In its verdict, while setting aside a single judge Bench’s direction to Visvesvaraya Technological University (VTU) to conduct supplementary examination for students who have failed in semester examination, a Division Bench comprising Chief Justice Vikramajit Sen and Justice B.V. Nagarathna said: “We wish to remind the students that to study a technical course, they must have the requisite aptitude.”

“Many times lack of aptitude for a course of study or admission to a course against the wishes of the student concerned may make him uninterested and it may be another reason for lack of attendance,” the court said. It advised the parents to ensure that their wards have the requisite aptitude to take up a technical course. The Bench went on to say that it can only articulate its concern in the hope that it will not fall on deaf ears.

Attendance issue

The Bench expressed concern over the “extremely burdensome, perhaps illogical”, stipulation of attendance, which ordains that lack of attendance in one subject will lead to disqualification for the entire semester and thereby may result in wasting of one valuable year.
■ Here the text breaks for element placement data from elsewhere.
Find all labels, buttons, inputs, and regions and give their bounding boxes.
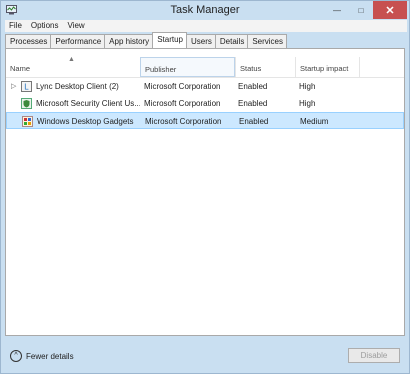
row-name: Microsoft Security Client Us...: [36, 99, 140, 108]
tab-startup[interactable]: Startup: [152, 32, 187, 48]
tab-strip: Processes Performance App history Startu…: [5, 32, 288, 48]
close-button[interactable]: ✕: [373, 1, 407, 19]
maximize-icon: □: [358, 5, 364, 15]
minimize-icon: —: [333, 5, 341, 15]
row-status: Enabled: [238, 99, 268, 108]
menu-options[interactable]: Options: [27, 20, 64, 32]
row-publisher: Microsoft Corporation: [144, 82, 221, 91]
close-icon: ✕: [385, 4, 395, 17]
title-bar[interactable]: Task Manager — □ ✕: [1, 1, 409, 20]
column-status[interactable]: Status: [235, 57, 295, 77]
tab-app-history[interactable]: App history: [104, 34, 154, 48]
gadgets-icon: [22, 116, 33, 127]
menu-view[interactable]: View: [63, 20, 89, 32]
startup-list: ▷ L Lync Desktop Client (2) Microsoft Co…: [6, 78, 404, 129]
column-status-label: Status: [240, 64, 262, 73]
tab-details[interactable]: Details: [214, 34, 249, 48]
row-publisher: Microsoft Corporation: [144, 99, 221, 108]
table-row[interactable]: ▷ L Lync Desktop Client (2) Microsoft Co…: [6, 78, 404, 95]
row-name: Windows Desktop Gadgets: [37, 117, 134, 126]
footer-bar: ^ Fewer details Disable: [1, 337, 409, 373]
svg-text:L: L: [24, 83, 29, 92]
fewer-details-label: Fewer details: [26, 351, 74, 361]
row-status: Enabled: [238, 82, 268, 91]
maximize-button[interactable]: □: [349, 1, 373, 19]
column-startup-impact[interactable]: Startup impact: [295, 57, 360, 77]
tab-services[interactable]: Services: [247, 34, 288, 48]
tab-performance[interactable]: Performance: [50, 34, 106, 48]
row-name: Lync Desktop Client (2): [36, 82, 119, 91]
column-publisher-label: Publisher: [145, 65, 177, 74]
expand-chevron-icon[interactable]: ▷: [11, 78, 16, 95]
tab-processes[interactable]: Processes: [5, 34, 52, 48]
shield-icon: [21, 98, 32, 109]
row-publisher: Microsoft Corporation: [145, 117, 222, 126]
lync-icon: L: [21, 81, 32, 92]
row-status: Enabled: [239, 117, 269, 126]
menu-file[interactable]: File: [5, 20, 27, 32]
row-impact: High: [299, 82, 316, 91]
startup-panel: ▲ Name Publisher Status Startup impact ▷…: [5, 48, 405, 336]
column-name-label: Name: [10, 64, 31, 73]
column-publisher[interactable]: Publisher: [140, 57, 235, 77]
column-header: ▲ Name Publisher Status Startup impact: [6, 56, 404, 78]
tab-users[interactable]: Users: [185, 34, 216, 48]
task-manager-window: Task Manager — □ ✕ File Options View Pro…: [0, 0, 410, 374]
disable-button[interactable]: Disable: [348, 348, 400, 363]
column-startup-impact-label: Startup impact: [300, 64, 349, 73]
table-row[interactable]: Microsoft Security Client Us... Microsof…: [6, 95, 404, 112]
column-name[interactable]: ▲ Name: [6, 56, 140, 77]
sort-ascending-icon: ▲: [68, 56, 75, 63]
row-impact: Medium: [300, 117, 329, 126]
minimize-button[interactable]: —: [325, 1, 349, 19]
fewer-details-button[interactable]: ^ Fewer details: [10, 350, 74, 362]
chevron-up-icon: ^: [10, 350, 22, 362]
table-row-selected[interactable]: Windows Desktop Gadgets Microsoft Corpor…: [6, 112, 404, 129]
row-impact: High: [299, 99, 316, 108]
menu-bar: File Options View: [5, 20, 407, 32]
The Bench said that it did not expect VTU to remain impervious to and unperturbed by failure of large number of BE students to pass semester examination. “We would have expected VTU to act in the spirit of loco tutoris if not in loco parentis to reach out to their students and redress or remedy their problems…”

The Bench observed that failure of a large number of students to pass in all examinations may be attributed to the fact that the BE course, which used to be of five-year duration has now been reduced to four. Or, it could be because of drop in quality of instruction in VTU; or on account of lack of care by the faculty of VTU. The Bench advised VTU to ensure that coaching in its affiliated colleges is of high quality and the problems of the students are redressed. The Division Bench observed that there are a plethora of engineering colleges in Karnataka and many lack basic infrastructure. Steps should be taken to ensure that engineering colleges have good teachers to impart quality education. Besides that, authorities concerned must ensure that teachers are also continuously assessed. The court also took note of the fact that the All-India Council for Technical Education, in certain cases, grants or continues affiliation to colleges lacking facilities, and students admitted to such institutions would suffer and this may be a contributing factor for their inability to clear the semester examination.